Galway based print artist Susan Roche profiles CODA at NUIG Quadrangle

Having taken some time out to drop out to NUIG’s campus to see the GMIT Centre for Creative Art and Media third year print degree show CODA in the Quadrangle I wasn’t disappointed. My own interest in print led me to the university to see what the students are producing as their end of year show and I was surprised at the sheer standard of work on display. The short walk through the campus was beautiful and set a stunning tone before viewing the show. On my arrival at the exhibition space, I was welcomed by two of the graduates who were happy to have a chat about the show and provide me with information on both the work and the artists  and answer any other  questions I had.

The seclusion of the exhibition space in the quadrangle allows for a wonderfully personal experience with the work. The space and the work combine to produce a stunning little gem of a show.  The exhibition as a whole has an interesting flow of differing print styles and methods ranging from excellently executed screen prints, impressive woodcuts, fabric printing, bookmaking, digital prints and installation work. The variation in style and approach achieved by this six student graduate class was exceptional.

Micheal De Brun’s screen prints Galway Bay Series is a wonderful example of  technique. His fearless large scale use of positive and negative space along with interesting colour work makes for some striking pieces. His work is inspired by his life-long love affair with Galway Bay.

Laney Mannion produced a series of  large woodblock prints which seem to express a stream of consciousness. The free flowing quality of the text and the deliberate considered effort required to create these woodblocks creates a  tension in the work for the viewer. I found myself returning to see new links in each piece and in how they inform each other. Laney has also created two mixed media installation pieces to accompany her print work in the space, a large cube made from her woodblock plates and an interactive artist book. This use of her plates as active pieces in the show created another dimension to her print work.

As I moved around the space, I almost missed some stunning work in a separate space at the far end of the exhibition. Behind a partition wall is a blacked out space where I found Jenny Newman’s digital prints entitled Reclamation 1,2,3 and 4. Jenny’s work has an ethereal quality achieved by her subtle use of colour on a velvety black background. The decision to exhibit these prints against a black wall was inspired. It gives the effect of a long exposure photograph of something which appears to be just out of focus and due to this, I found myself physically moving to and from the work trying to identify something which is perpetually just out of reach. The subtle and controlled use of tone and light through her use of digital printmaking, coupled with the low lit space invokes a dynamic atmosphere for the viewer.

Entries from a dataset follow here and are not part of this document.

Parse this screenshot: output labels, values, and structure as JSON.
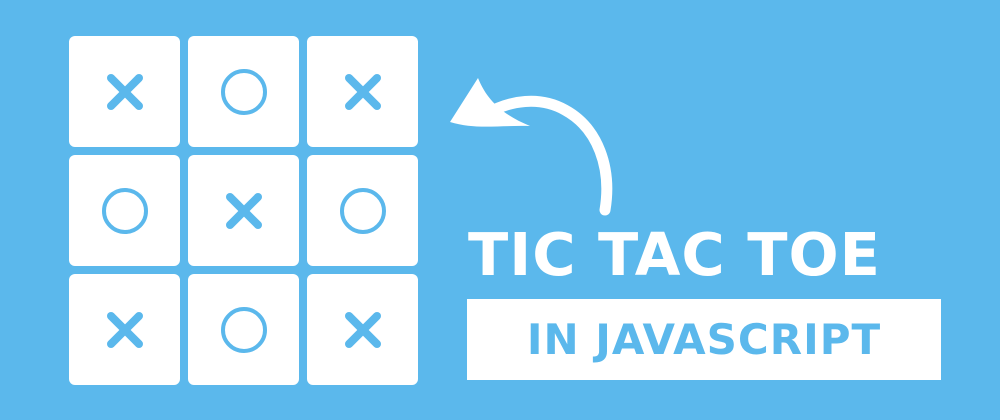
{
  "colors": {
    "background": "#5bb8ec",
    "tile": "#ffffff",
    "mark": "#5bb8ec",
    "text": "#ffffff"
  },
  "board": {
    "cells": [
      "x",
      "o",
      "x",
      "o",
      "x",
      "o",
      "x",
      "o",
      "x"
    ]
  },
  "arrow_icon": "curved-arrow-icon",
  "title": "TIC TAC TOE",
  "subtitle": "IN JAVASCRIPT"
}
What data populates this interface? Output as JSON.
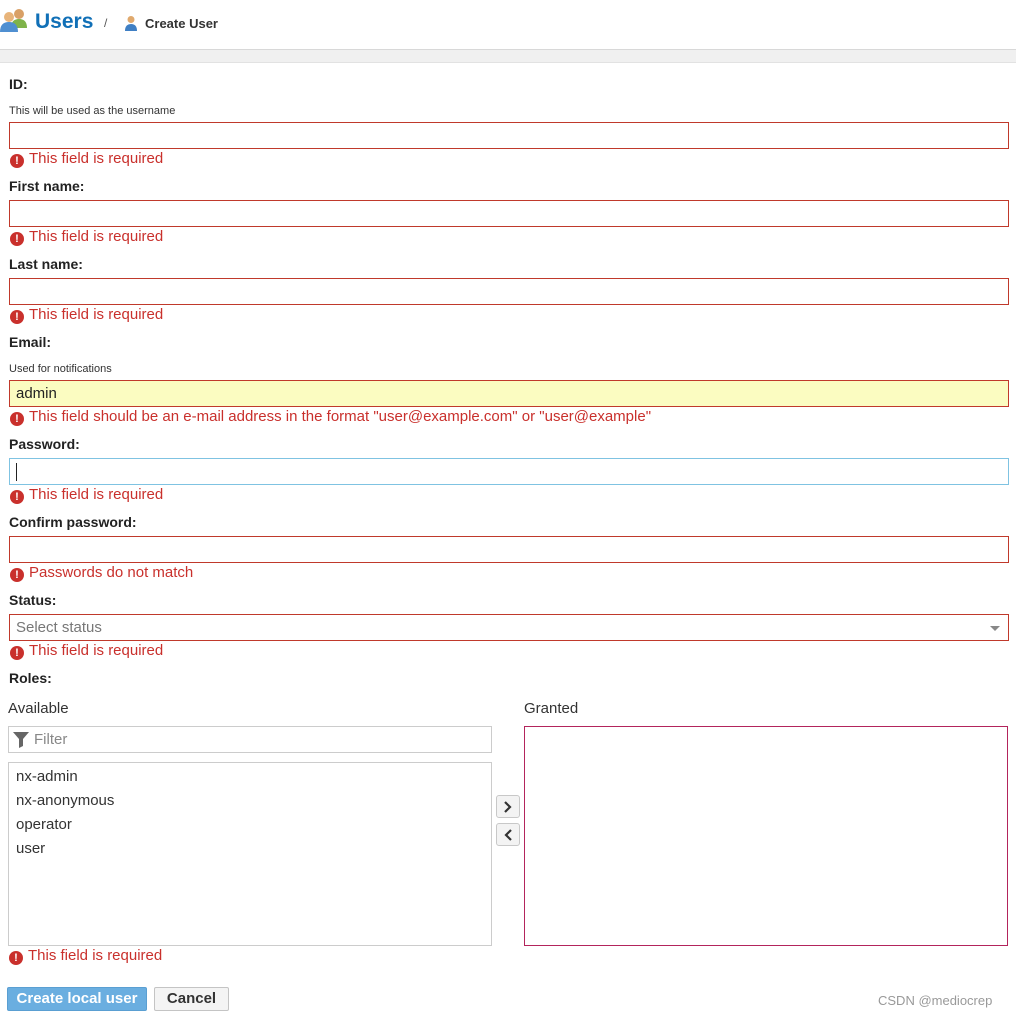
{
  "header": {
    "title": "Users",
    "separator": "/",
    "breadcrumb": "Create User"
  },
  "form": {
    "id": {
      "label": "ID:",
      "help": "This will be used as the username",
      "value": "",
      "error": "This field is required"
    },
    "first_name": {
      "label": "First name:",
      "value": "",
      "error": "This field is required"
    },
    "last_name": {
      "label": "Last name:",
      "value": "",
      "error": "This field is required"
    },
    "email": {
      "label": "Email:",
      "help": "Used for notifications",
      "value": "admin",
      "error": "This field should be an e-mail address in the format \"user@example.com\" or \"user@example\""
    },
    "password": {
      "label": "Password:",
      "value": "",
      "error": "This field is required"
    },
    "confirm_password": {
      "label": "Confirm password:",
      "value": "",
      "error": "Passwords do not match"
    },
    "status": {
      "label": "Status:",
      "placeholder": "Select status",
      "error": "This field is required"
    },
    "roles": {
      "label": "Roles:",
      "available_label": "Available",
      "granted_label": "Granted",
      "filter_placeholder": "Filter",
      "available": [
        "nx-admin",
        "nx-anonymous",
        "operator",
        "user"
      ],
      "granted": [],
      "error": "This field is required"
    }
  },
  "buttons": {
    "create": "Create local user",
    "cancel": "Cancel"
  },
  "watermark": "CSDN @mediocrep",
  "colors": {
    "brand": "#1170b7",
    "error": "#c9302c",
    "primary_button": "#6aaee0",
    "warning_field_bg": "#fbfcc1"
  }
}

I could go on and discuss the fantastic work of the rest of the exhibition but then I would be risking ruining the sense of discovery one feels on entering the space. If you haven’t yet seen work displayed in this space, it is really worth a viewing. The works shown highlight just how strong the works being produced by students within the GMIT art college are, and also give a great prelude to the Graduate Fourth Year Degree show scheduled for the end of this month.

CODA is open from 14th May to the 21st May from 11am to 4pm daily in NUIG’s Quadrangle.